Single by Girlicious

from the album Rebuilt
- Released: April 6, 2010
- Recorded: 2009
- Genre: Dance-pop
- Length: 3:14
- Label: Universal Music Canada
- Songwriters: Brent Paschke; Drew Ryan Scott; Joacim Persson;

Girlicious singles chronology
| "Over You" (2010) | "Maniac" (2010) | "2 in the Morning" (2010) |

Music video
- "Maniac" on YouTube

= Maniac (Girlicious song) =

"Maniac" is a song performed by American girl group Girlicious. It was released as the second single from their second studio album, Rebuilt (2010). It was digitally released on April 6, 2010, and reached number 74 on the Canadian Hot 100.

==Composition==
"Maniac" was written by Brent Paschke, Drew Ryan Scott and Joacim Persson.
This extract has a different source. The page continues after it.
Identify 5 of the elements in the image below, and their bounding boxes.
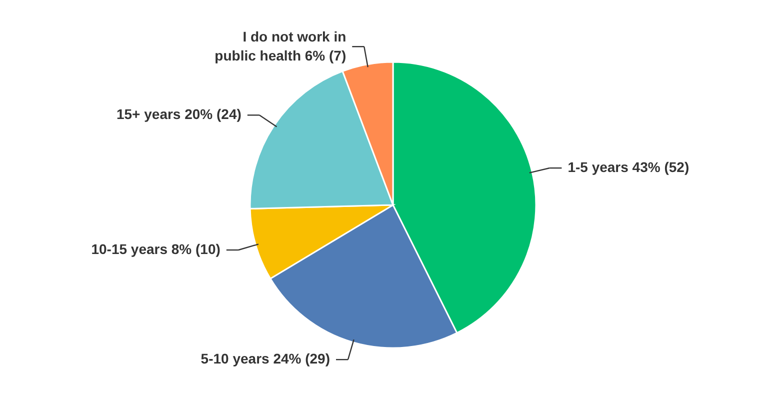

Natalie Mejia explained the main concept behind the song saying, "It is just about a love that kind of drives you crazy. You know how love can be. It is a universal law". Nichole Cordova later added, "We've all been through that crazy love, so that's what the song is about."

==Live performances==
The single was performed for the first time on March 12, 2010, at CHUM FM FanFest 2010. On June 4, they performed the single at Toronto Pride.

==Release==
On March 22, 2010, a 1:30 snippet of the song premiered on Girlicious' official website and MySpace. The single was digitally released on April 6, 2010.

==Music video==
===Background===

Girlicious dancing in the music video.

The music video for "Maniac" was shot on April 6, 2010, in East Los Angeles, California at the Linda Vista Community Hospital. The video was directed by Kyle Davison. It premiered on May 4, 2010. The girls were featured in a special "On Set" with Much Music where the video initially premiered. While shooting the "On Set" the girls explained the main concept behind the video, "Basically were the patients, [...] we act as if were insane, mad women. It's new, it's exciting, it's something we haven't done yet." On the Brazilian site POPline, it became the most requested and watched video ever, with more than 200,000 views. This was the last music video to feature the group before their disbandment in 2011.

===Synopsis===
The video starts off with the three girls seen in separate cages dancing. It then cuts to Chrystina's respective solo where she is seen on an operating room table surrounded by male dancers. The following scene shows all three girls performing choreography while walking down a hallway. Nichole in her respective solo, is seen on a bed singing her verses while being loured by male dancers. After another scene of choreography in water this time, the video cuts to Natalie's respective solo; She is seen in a corner with a spotlight on her with male backup dancers. In the final scene, the girls and male dancers are seen performing more choreography until the girls are eventually locked up by the male dancers.

==Charts==
On the week of May 25, 2010, "Maniac" entered and peaked on the Canadian Hot 100 at number seventy-four. It remained on the chart for two weeks.